Is it wrong for me to be happy this is only 74 pdf pages long? Department of Homeland Security v. Regents of the University of California came out on June 18th, and I’ve been so swamped with Supreme Court news – and general surprise – that I haven’t done my new-tradition of reading and annotating as I go.

This one is tricky for me, because the Administrative Procedures Act is its own WORLD. I try not to know too much about this. But it can’t be helped, really.

Okay, the main summary is this:

The gist, from page 14 of the main opinion.

That’s the most important point: the Deferred Actions for Childhood Arrivals program can be shut down; it just has to be done so according to LAWS AND RULES AND ADMINISTRATIVE PROCEDURES.

The Court says the government canceled DACA in an “arbitrary and capricious” manner.
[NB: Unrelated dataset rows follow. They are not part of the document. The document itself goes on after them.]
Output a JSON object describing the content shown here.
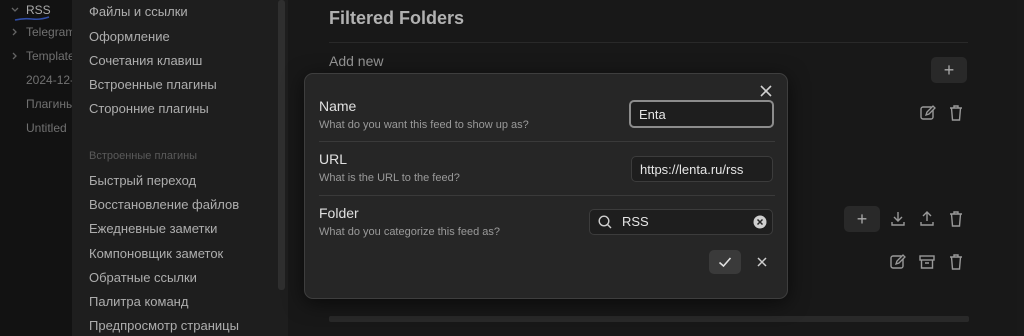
{
  "file_tree": {
    "items": [
      {
        "label": "RSS",
        "chevron": "chevron-down-icon",
        "active": true
      },
      {
        "label": "Telegram",
        "chevron": "chevron-right-icon"
      },
      {
        "label": "Templates",
        "chevron": "chevron-right-icon"
      },
      {
        "label": "2024-12-",
        "chevron": ""
      },
      {
        "label": "Плагины",
        "chevron": ""
      },
      {
        "label": "Untitled",
        "chevron": ""
      }
    ]
  },
  "settings_sidebar": {
    "top_items": [
      "Файлы и ссылки",
      "Оформление",
      "Сочетания клавиш",
      "Встроенные плагины",
      "Сторонние плагины"
    ],
    "section_heading": "Встроенные плагины",
    "plugin_items": [
      "Быстрый переход",
      "Восстановление файлов",
      "Ежедневные заметки",
      "Компоновщик заметок",
      "Обратные ссылки",
      "Палитра команд",
      "Предпросмотр страницы"
    ]
  },
  "main": {
    "title": "Filtered Folders",
    "add_new_label": "Add new",
    "add_button_label": "+",
    "folder_add_button_label": "+"
  },
  "modal": {
    "name": {
      "title": "Name",
      "description": "What do you want this feed to show up as?",
      "value": "Enta"
    },
    "url": {
      "title": "URL",
      "description": "What is the URL to the feed?",
      "value": "https://lenta.ru/rss"
    },
    "folder": {
      "title": "Folder",
      "description": "What do you categorize this feed as?",
      "value": "RSS"
    }
  },
  "colors": {
    "background": "#1e1e1e",
    "sidebar": "#252525",
    "modal": "#262626",
    "accent_underline": "#3a5fcd"
  }
}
OPINION BY ROBERTS: the government characterizes the DACA program as a discretionary agency decision not to institute deportation proceedings, which can’t be reviewed under current law. The Court disagrees, saying it the program’s scope far exceeds that AND includes benefits which are normal for the Court to review. The same goes for the gov’t INA claims, which are also about removals: DACA isn’t just about removals, so no dice. (pages of the court website PDF p 6- 18)

The government’s original explanation for why it wanted to rescind the policy is the natural one under administrative law, and [the Court gives a rousing defensive of administrative procedure so the public has a right to know and can comment.] The follow-on retro-justifications are irrelevant. (p18 – 22)

The AG said one part of the law was potentially illegal, and tried to throw it all out, forgetting the State Farm case (my summary: don’t throw the baby out with the bathwater), which said that an agency can’t use one problem justify dumping many discrete activities in a program, especially if there is legitimate reliance upon them. (through p. 34)

CONCURRENCE/CONCURRENCE/DISSENT by SOTOMAYOR: The Court ruled out Equal Protection Clause challenges, but the respondents should develop those. There IS plausible animus! Especially from Trump, and specifically in this context! (p. 35 – 38)

CONCURRENCE/DISSENT by THOMAS with ALITO AND GORSUCH: This whole policy exists because one president issued a memo; it was rescinded the same way; fair’s fair. Also, if the AG says it is illegal, we shouldn’t even be talking about it. Illegal memos should not burden subsequent administrations. (p. 39 – 64)

CONCURRENCE/DISSENT by ALITO: DACA is illegal; if its creation was legal, its cancellation through a similar process was lawful discretion and so is unreviewable anway. And it’s NOT arbitrary and capricious. (p. 65 – 66)

CONCURRENCE/DISSENT by KAVANAUGH: The agency’s second try at justifying rescinding DACA is fine. The fact that it came later was only supposed to disqualify it if it was in litigation (which this doesn’t count as?) by lawyers (ah), rather than by agency decision makers. The program inappropriately addresses problems that should have been solved by the legislature; but at least the rejection of the Equal Protection Act claim is OK. (p67 – 74)

So the DREAMers aren’t safe, but have some more time while this goes back through more courts. But that’s all it really is – a bit more time. Because of that main first point – live by the memo, die by the memo (plus administrative procedures – this case provides an unsettled feeling.

I’ve had friends tell me it took a ton of money and more than a decade for them to be allowed to be citizens, even with one American parent; we could do better by people who want to be here.